- Developer: Princess Soft
- Publisher: Hirameki International
- Producers: Masato Someya Kiyotaka Okiai Naoyuki Shinoda
- Artist: Suigun Murakami
- Platforms: Microsoft Windows, PlayStation 2
- Release: JP: May 30, 2002; NA: 2004;
- Genres: Bishōjo, Visual novel, Dating sim
- Mode: Single player

= Hourglass of Summer =

2002 video game

Hourglass of Summer (夏色の砂時計, Natsuiro no Sunadokei) is a Japanese visual novel that was released by Princess Soft. It was brought to the U.S. by the Hirameki International Group. It was one of the first interactive dating games to be translated into English (although there was never an English voice dub for the US release). Originally, it was released exclusively in Japan in a PlayStation 2 format that could only be played on Japanese systems. Later, a PC version, also exclusively Japanese, was released, only this time with erotic content added to it. The U.S. version was released as an interactive DVD that didn't contain sexual content.

Hourglass of Summer also has a 2 episode OVA that was released in Japan. It was animated by Rikuentai and Picture Magic, with direction by Takahiro Okao, scripts by Isao Shizuya, character designs by Yasunari Nitta, and music composed by Yuuichi Oota and Ryou Sakai.

==Plot==

The story revolves around a Japanese sophomore named Kotaro Makimura. As the school year ends and summer vacation approaches, he decides to admit his feelings to his crush, the beautiful Kaho Serizawa. As hopeless as the situation looks to his best friends Ai and Takeshi, he is determined to make Kaho his girlfriend by the end of summer vacation. However, on his way home, he has a collision with a mysterious stranger, and ends up getting covered in a strange multi-colored powder. When he wakes up the next day, he finds himself waking up on September 1 - the first day of the next school year. He also learns that Kaho, who had been his girlfriend, had died in a car accident. Eventually, Kotaro discovers that he has begun day-dropping, in which he skips days, and goes back and forth in time through different days of the summer vacation.
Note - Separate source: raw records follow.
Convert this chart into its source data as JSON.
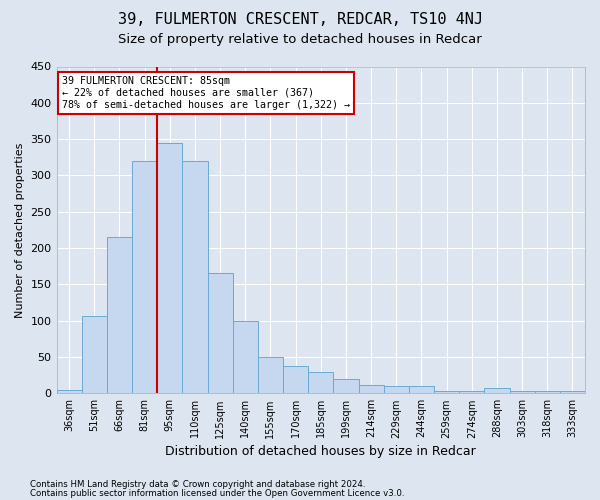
{
  "title": "39, FULMERTON CRESCENT, REDCAR, TS10 4NJ",
  "subtitle": "Size of property relative to detached houses in Redcar",
  "xlabel": "Distribution of detached houses by size in Redcar",
  "ylabel": "Number of detached properties",
  "footer1": "Contains HM Land Registry data © Crown copyright and database right 2024.",
  "footer2": "Contains public sector information licensed under the Open Government Licence v3.0.",
  "categories": [
    "36sqm",
    "51sqm",
    "66sqm",
    "81sqm",
    "95sqm",
    "110sqm",
    "125sqm",
    "140sqm",
    "155sqm",
    "170sqm",
    "185sqm",
    "199sqm",
    "214sqm",
    "229sqm",
    "244sqm",
    "259sqm",
    "274sqm",
    "288sqm",
    "303sqm",
    "318sqm",
    "333sqm"
  ],
  "values": [
    5,
    107,
    215,
    320,
    345,
    320,
    165,
    100,
    50,
    38,
    30,
    20,
    12,
    10,
    10,
    3,
    3,
    8,
    3,
    3,
    3
  ],
  "bar_color": "#c5d8f0",
  "bar_edge_color": "#6aaad4",
  "property_line_color": "#cc0000",
  "property_line_xidx": 3.5,
  "annotation_text": "39 FULMERTON CRESCENT: 85sqm\n← 22% of detached houses are smaller (367)\n78% of semi-detached houses are larger (1,322) →",
  "annotation_box_edgecolor": "#cc0000",
  "ylim": [
    0,
    450
  ],
  "yticks": [
    0,
    50,
    100,
    150,
    200,
    250,
    300,
    350,
    400,
    450
  ],
  "background_color": "#dde6f0",
  "grid_color": "#ffffff",
  "title_fontsize": 11,
  "subtitle_fontsize": 9.5
}
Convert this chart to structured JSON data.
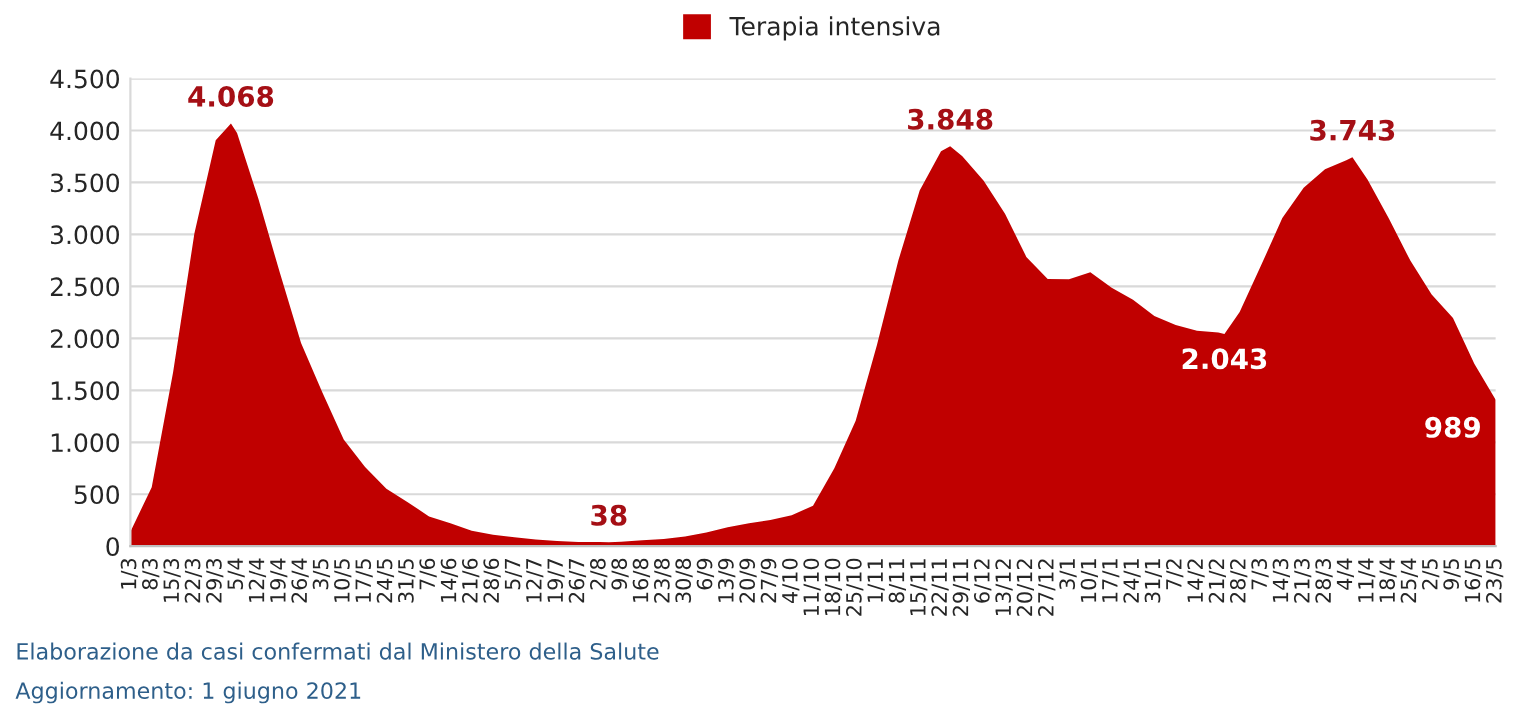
{
  "chart_data": {
    "type": "area",
    "x": [
      "2020-03-01",
      "2020-03-08",
      "2020-03-15",
      "2020-03-22",
      "2020-03-29",
      "2020-04-03",
      "2020-04-05",
      "2020-04-12",
      "2020-04-19",
      "2020-04-26",
      "2020-05-03",
      "2020-05-10",
      "2020-05-17",
      "2020-05-24",
      "2020-05-31",
      "2020-06-07",
      "2020-06-14",
      "2020-06-21",
      "2020-06-28",
      "2020-07-05",
      "2020-07-12",
      "2020-07-19",
      "2020-07-26",
      "2020-08-02",
      "2020-08-05",
      "2020-08-09",
      "2020-08-16",
      "2020-08-23",
      "2020-08-30",
      "2020-09-06",
      "2020-09-13",
      "2020-09-20",
      "2020-09-27",
      "2020-10-04",
      "2020-10-11",
      "2020-10-18",
      "2020-10-25",
      "2020-11-01",
      "2020-11-08",
      "2020-11-15",
      "2020-11-22",
      "2020-11-25",
      "2020-11-29",
      "2020-12-06",
      "2020-12-13",
      "2020-12-20",
      "2020-12-27",
      "2021-01-03",
      "2021-01-10",
      "2021-01-17",
      "2021-01-24",
      "2021-01-31",
      "2021-02-07",
      "2021-02-14",
      "2021-02-21",
      "2021-02-23",
      "2021-02-28",
      "2021-03-07",
      "2021-03-14",
      "2021-03-21",
      "2021-03-28",
      "2021-04-04",
      "2021-04-06",
      "2021-04-11",
      "2021-04-18",
      "2021-04-25",
      "2021-05-02",
      "2021-05-09",
      "2021-05-16",
      "2021-05-23"
    ],
    "series": [
      {
        "name": "Terapia intensiva",
        "color": "#c00000",
        "values": [
          140,
          567,
          1672,
          3009,
          3906,
          4068,
          3977,
          3343,
          2635,
          1956,
          1479,
          1027,
          762,
          553,
          424,
          287,
          220,
          148,
          110,
          87,
          65,
          49,
          41,
          41,
          38,
          42,
          58,
          69,
          94,
          133,
          182,
          222,
          251,
          297,
          390,
          750,
          1208,
          1939,
          2749,
          3422,
          3801,
          3848,
          3753,
          3517,
          3199,
          2784,
          2570,
          2569,
          2636,
          2487,
          2372,
          2214,
          2128,
          2074,
          2057,
          2043,
          2253,
          2700,
          3157,
          3448,
          3627,
          3714,
          3743,
          3526,
          3151,
          2748,
          2423,
          2196,
          1755,
          1410
        ]
      }
    ],
    "xlim": [
      "2020-03-01",
      "2021-05-23"
    ],
    "xticks": [
      {
        "value": "2020-03-01",
        "label": "1/3"
      },
      {
        "value": "2020-03-08",
        "label": "8/3"
      },
      {
        "value": "2020-03-15",
        "label": "15/3"
      },
      {
        "value": "2020-03-22",
        "label": "22/3"
      },
      {
        "value": "2020-03-29",
        "label": "29/3"
      },
      {
        "value": "2020-04-05",
        "label": "5/4"
      },
      {
        "value": "2020-04-12",
        "label": "12/4"
      },
      {
        "value": "2020-04-19",
        "label": "19/4"
      },
      {
        "value": "2020-04-26",
        "label": "26/4"
      },
      {
        "value": "2020-05-03",
        "label": "3/5"
      },
      {
        "value": "2020-05-10",
        "label": "10/5"
      },
      {
        "value": "2020-05-17",
        "label": "17/5"
      },
      {
        "value": "2020-05-24",
        "label": "24/5"
      },
      {
        "value": "2020-05-31",
        "label": "31/5"
      },
      {
        "value": "2020-06-07",
        "label": "7/6"
      },
      {
        "value": "2020-06-14",
        "label": "14/6"
      },
      {
        "value": "2020-06-21",
        "label": "21/6"
      },
      {
        "value": "2020-06-28",
        "label": "28/6"
      },
      {
        "value": "2020-07-05",
        "label": "5/7"
      },
      {
        "value": "2020-07-12",
        "label": "12/7"
      },
      {
        "value": "2020-07-19",
        "label": "19/7"
      },
      {
        "value": "2020-07-26",
        "label": "26/7"
      },
      {
        "value": "2020-08-02",
        "label": "2/8"
      },
      {
        "value": "2020-08-09",
        "label": "9/8"
      },
      {
        "value": "2020-08-16",
        "label": "16/8"
      },
      {
        "value": "2020-08-23",
        "label": "23/8"
      },
      {
        "value": "2020-08-30",
        "label": "30/8"
      },
      {
        "value": "2020-09-06",
        "label": "6/9"
      },
      {
        "value": "2020-09-13",
        "label": "13/9"
      },
      {
        "value": "2020-09-20",
        "label": "20/9"
      },
      {
        "value": "2020-09-27",
        "label": "27/9"
      },
      {
        "value": "2020-10-04",
        "label": "4/10"
      },
      {
        "value": "2020-10-11",
        "label": "11/10"
      },
      {
        "value": "2020-10-18",
        "label": "18/10"
      },
      {
        "value": "2020-10-25",
        "label": "25/10"
      },
      {
        "value": "2020-11-01",
        "label": "1/11"
      },
      {
        "value": "2020-11-08",
        "label": "8/11"
      },
      {
        "value": "2020-11-15",
        "label": "15/11"
      },
      {
        "value": "2020-11-22",
        "label": "22/11"
      },
      {
        "value": "2020-11-29",
        "label": "29/11"
      },
      {
        "value": "2020-12-06",
        "label": "6/12"
      },
      {
        "value": "2020-12-13",
        "label": "13/12"
      },
      {
        "value": "2020-12-20",
        "label": "20/12"
      },
      {
        "value": "2020-12-27",
        "label": "27/12"
      },
      {
        "value": "2021-01-03",
        "label": "3/1"
      },
      {
        "value": "2021-01-10",
        "label": "10/1"
      },
      {
        "value": "2021-01-17",
        "label": "17/1"
      },
      {
        "value": "2021-01-24",
        "label": "24/1"
      },
      {
        "value": "2021-01-31",
        "label": "31/1"
      },
      {
        "value": "2021-02-07",
        "label": "7/2"
      },
      {
        "value": "2021-02-14",
        "label": "14/2"
      },
      {
        "value": "2021-02-21",
        "label": "21/2"
      },
      {
        "value": "2021-02-28",
        "label": "28/2"
      },
      {
        "value": "2021-03-07",
        "label": "7/3"
      },
      {
        "value": "2021-03-14",
        "label": "14/3"
      },
      {
        "value": "2021-03-21",
        "label": "21/3"
      },
      {
        "value": "2021-03-28",
        "label": "28/3"
      },
      {
        "value": "2021-04-04",
        "label": "4/4"
      },
      {
        "value": "2021-04-11",
        "label": "11/4"
      },
      {
        "value": "2021-04-18",
        "label": "18/4"
      },
      {
        "value": "2021-04-25",
        "label": "25/4"
      },
      {
        "value": "2021-05-02",
        "label": "2/5"
      },
      {
        "value": "2021-05-09",
        "label": "9/5"
      },
      {
        "value": "2021-05-16",
        "label": "16/5"
      },
      {
        "value": "2021-05-23",
        "label": "23/5"
      }
    ],
    "ylim": [
      0,
      4500
    ],
    "yticks": [
      0,
      {
        "value": 500,
        "label": "500"
      },
      {
        "value": 1000,
        "label": "1.000"
      },
      {
        "value": 1500,
        "label": "1.500"
      },
      {
        "value": 2000,
        "label": "2.000"
      },
      {
        "value": 2500,
        "label": "2.500"
      },
      {
        "value": 3000,
        "label": "3.000"
      },
      {
        "value": 3500,
        "label": "3.500"
      },
      {
        "value": 4000,
        "label": "4.000"
      },
      {
        "value": 4500,
        "label": "4.500"
      }
    ],
    "grid": "y",
    "legend": "top",
    "annotations": [
      {
        "text": "4.068",
        "x": "2020-04-03",
        "y": 4068
      },
      {
        "text": "38",
        "x": "2020-08-05",
        "y": 38
      },
      {
        "text": "3.848",
        "x": "2020-11-25",
        "y": 3848
      },
      {
        "text": "2.043",
        "x": "2021-02-23",
        "y": 2043
      },
      {
        "text": "3.743",
        "x": "2021-04-06",
        "y": 3743
      },
      {
        "text": "989",
        "x": "2021-05-23",
        "y": 1410
      },
      "Elaborazione da casi confermati dal Ministero della Salute",
      "Aggiornamento: 1 giugno 2021"
    ]
  }
}
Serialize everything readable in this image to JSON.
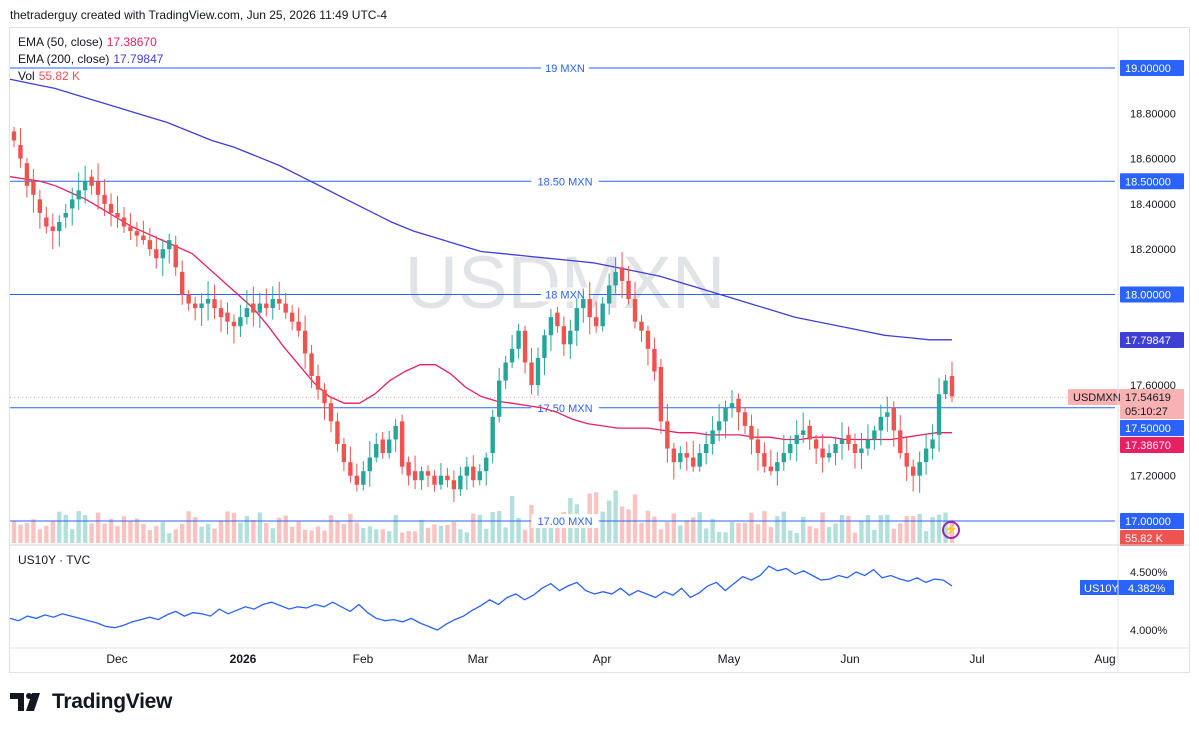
{
  "header": {
    "text": "thetraderguy created with TradingView.com, Jun 25, 2026 11:49 UTC-4"
  },
  "watermark": "USDMXN",
  "legend": {
    "ema50": {
      "label": "EMA (50, close)",
      "value": "17.38670",
      "color": "#e91e63"
    },
    "ema200": {
      "label": "EMA (200, close)",
      "value": "17.79847",
      "color": "#3f3fd6"
    },
    "vol": {
      "label": "Vol",
      "value": "55.82 K",
      "color": "#ef5350"
    },
    "us10y": {
      "label": "US10Y · TVC"
    }
  },
  "footer": {
    "brand": "TradingView",
    "logo_icon": "tradingview-logo-icon"
  },
  "colors": {
    "up": "#26a69a",
    "down": "#ef5350",
    "ema50": "#e91e63",
    "ema200": "#3f3fd6",
    "hline": "#2962ff",
    "us10y": "#2962ff"
  },
  "chart_data": [
    {
      "type": "candlestick",
      "title": "USDMXN",
      "ylim": [
        17.0,
        19.0
      ],
      "y_ticks": [
        "18.80000",
        "18.60000",
        "18.40000",
        "18.20000",
        "17.60000",
        "17.20000"
      ],
      "x_ticks": [
        "Dec",
        "2026",
        "Feb",
        "Mar",
        "Apr",
        "May",
        "Jun",
        "Jul",
        "Aug"
      ],
      "horizontal_lines": [
        {
          "label": "19 MXN",
          "value": 19.0,
          "tag": "19.00000"
        },
        {
          "label": "18.50 MXN",
          "value": 18.5,
          "tag": "18.50000"
        },
        {
          "label": "18 MXN",
          "value": 18.0,
          "tag": "18.00000"
        },
        {
          "label": "17.50 MXN",
          "value": 17.5,
          "tag": "17.50000"
        },
        {
          "label": "17.00 MXN",
          "value": 17.0,
          "tag": "17.00000"
        }
      ],
      "price_tags": {
        "ema200": "17.79847",
        "last_symbol": "USDMXN",
        "last_value": "17.54619",
        "countdown": "05:10:27",
        "ema50": "17.38670",
        "volume": "55.82 K"
      },
      "close_series": [
        18.68,
        18.6,
        18.48,
        18.44,
        18.36,
        18.3,
        18.28,
        18.32,
        18.36,
        18.42,
        18.46,
        18.5,
        18.48,
        18.44,
        18.4,
        18.36,
        18.34,
        18.3,
        18.28,
        18.26,
        18.24,
        18.2,
        18.16,
        18.2,
        18.24,
        18.12,
        18.0,
        17.96,
        17.94,
        17.96,
        17.98,
        17.94,
        17.9,
        17.88,
        17.86,
        17.9,
        17.94,
        17.92,
        17.96,
        17.94,
        17.98,
        17.96,
        17.92,
        17.88,
        17.84,
        17.74,
        17.64,
        17.58,
        17.52,
        17.44,
        17.34,
        17.26,
        17.2,
        17.16,
        17.22,
        17.28,
        17.34,
        17.3,
        17.36,
        17.42,
        17.24,
        17.2,
        17.18,
        17.22,
        17.2,
        17.16,
        17.2,
        17.18,
        17.14,
        17.2,
        17.24,
        17.18,
        17.22,
        17.28,
        17.46,
        17.62,
        17.7,
        17.76,
        17.84,
        17.7,
        17.6,
        17.72,
        17.82,
        17.9,
        17.86,
        17.78,
        17.84,
        17.94,
        17.98,
        17.9,
        17.86,
        17.96,
        18.04,
        18.1,
        18.06,
        17.98,
        17.88,
        17.84,
        17.76,
        17.66,
        17.44,
        17.32,
        17.26,
        17.3,
        17.28,
        17.24,
        17.3,
        17.34,
        17.4,
        17.44,
        17.5,
        17.52,
        17.48,
        17.42,
        17.36,
        17.3,
        17.24,
        17.22,
        17.26,
        17.3,
        17.34,
        17.38,
        17.4,
        17.36,
        17.32,
        17.28,
        17.3,
        17.34,
        17.36,
        17.34,
        17.3,
        17.32,
        17.36,
        17.4,
        17.46,
        17.48,
        17.4,
        17.3,
        17.24,
        17.2,
        17.26,
        17.32,
        17.36,
        17.56,
        17.62,
        17.55
      ],
      "open_series": [
        18.72,
        18.66,
        18.58,
        18.5,
        18.42,
        18.34,
        18.3,
        18.28,
        18.34,
        18.38,
        18.42,
        18.46,
        18.52,
        18.5,
        18.44,
        18.4,
        18.36,
        18.34,
        18.3,
        18.28,
        18.26,
        18.24,
        18.2,
        18.16,
        18.2,
        18.22,
        18.1,
        18.0,
        17.96,
        17.94,
        17.96,
        17.98,
        17.94,
        17.92,
        17.88,
        17.86,
        17.9,
        17.96,
        17.92,
        17.96,
        17.94,
        17.98,
        17.96,
        17.92,
        17.88,
        17.84,
        17.74,
        17.64,
        17.58,
        17.52,
        17.44,
        17.34,
        17.26,
        17.2,
        17.16,
        17.22,
        17.28,
        17.36,
        17.3,
        17.36,
        17.44,
        17.26,
        17.22,
        17.18,
        17.22,
        17.2,
        17.16,
        17.2,
        17.18,
        17.14,
        17.2,
        17.24,
        17.18,
        17.22,
        17.3,
        17.46,
        17.62,
        17.7,
        17.76,
        17.84,
        17.7,
        17.6,
        17.72,
        17.82,
        17.92,
        17.86,
        17.78,
        17.84,
        17.94,
        17.98,
        17.9,
        17.86,
        17.96,
        18.04,
        18.12,
        18.06,
        17.98,
        17.88,
        17.84,
        17.76,
        17.68,
        17.44,
        17.32,
        17.26,
        17.3,
        17.28,
        17.24,
        17.3,
        17.34,
        17.4,
        17.44,
        17.5,
        17.54,
        17.48,
        17.42,
        17.36,
        17.3,
        17.24,
        17.22,
        17.26,
        17.3,
        17.34,
        17.38,
        17.42,
        17.36,
        17.32,
        17.28,
        17.3,
        17.34,
        17.38,
        17.34,
        17.3,
        17.32,
        17.36,
        17.4,
        17.46,
        17.5,
        17.4,
        17.3,
        17.24,
        17.2,
        17.26,
        17.32,
        17.38,
        17.56,
        17.64
      ],
      "ema50_series": [
        18.52,
        18.51,
        18.5,
        18.48,
        18.45,
        18.42,
        18.38,
        18.34,
        18.3,
        18.27,
        18.24,
        18.21,
        18.18,
        18.12,
        18.06,
        18.0,
        17.94,
        17.86,
        17.77,
        17.69,
        17.61,
        17.55,
        17.52,
        17.52,
        17.56,
        17.62,
        17.66,
        17.69,
        17.69,
        17.65,
        17.59,
        17.55,
        17.53,
        17.52,
        17.51,
        17.5,
        17.48,
        17.45,
        17.43,
        17.42,
        17.41,
        17.41,
        17.41,
        17.4,
        17.39,
        17.39,
        17.38,
        17.38,
        17.38,
        17.37,
        17.37,
        17.36,
        17.36,
        17.37,
        17.37,
        17.36,
        17.36,
        17.36,
        17.36,
        17.37,
        17.38,
        17.39,
        17.39
      ],
      "ema200_series": [
        18.95,
        18.93,
        18.91,
        18.88,
        18.85,
        18.82,
        18.79,
        18.76,
        18.72,
        18.68,
        18.65,
        18.61,
        18.57,
        18.52,
        18.47,
        18.42,
        18.37,
        18.32,
        18.28,
        18.25,
        18.22,
        18.19,
        18.18,
        18.17,
        18.16,
        18.15,
        18.14,
        18.12,
        18.1,
        18.08,
        18.05,
        18.02,
        17.99,
        17.96,
        17.93,
        17.9,
        17.88,
        17.86,
        17.84,
        17.82,
        17.81,
        17.8,
        17.8
      ]
    },
    {
      "type": "line",
      "title": "US10Y · TVC",
      "ylim": [
        4.0,
        4.5
      ],
      "y_ticks": [
        "4.500%",
        "4.000%"
      ],
      "last_value": "4.382%",
      "last_symbol": "US10Y",
      "values": [
        4.1,
        4.08,
        4.12,
        4.1,
        4.13,
        4.11,
        4.14,
        4.12,
        4.1,
        4.08,
        4.06,
        4.03,
        4.02,
        4.04,
        4.07,
        4.09,
        4.11,
        4.09,
        4.13,
        4.16,
        4.12,
        4.15,
        4.14,
        4.12,
        4.18,
        4.14,
        4.17,
        4.2,
        4.18,
        4.22,
        4.24,
        4.21,
        4.18,
        4.2,
        4.19,
        4.22,
        4.2,
        4.24,
        4.2,
        4.16,
        4.22,
        4.15,
        4.1,
        4.08,
        4.09,
        4.07,
        4.1,
        4.06,
        4.03,
        4.0,
        4.05,
        4.09,
        4.12,
        4.17,
        4.21,
        4.26,
        4.22,
        4.28,
        4.31,
        4.26,
        4.3,
        4.36,
        4.4,
        4.34,
        4.38,
        4.41,
        4.34,
        4.31,
        4.33,
        4.31,
        4.36,
        4.3,
        4.34,
        4.31,
        4.28,
        4.33,
        4.3,
        4.36,
        4.28,
        4.32,
        4.38,
        4.41,
        4.34,
        4.4,
        4.46,
        4.43,
        4.47,
        4.55,
        4.51,
        4.53,
        4.48,
        4.51,
        4.47,
        4.43,
        4.44,
        4.47,
        4.45,
        4.5,
        4.47,
        4.52,
        4.45,
        4.47,
        4.44,
        4.42,
        4.45,
        4.41,
        4.44,
        4.43,
        4.38
      ]
    }
  ]
}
With the help of Ligene the Time Patroller (also translated as Lee Jane), Kotaro must win Kaho's heart and prevent her death before he runs out of time.

Although Kaho is the girl that Kotaro aspires for at the beginning of the game, the player can choose different decisions that will eventually lead him to relationships with one of the other four girls. Of course, the wrong decisions could result in an ending in which Kotaro wins the affections of none of them. Although the objective of the game is to become the boyfriend of one of the girls, some of these other endings can be the only way to view certain images not found in the other paths.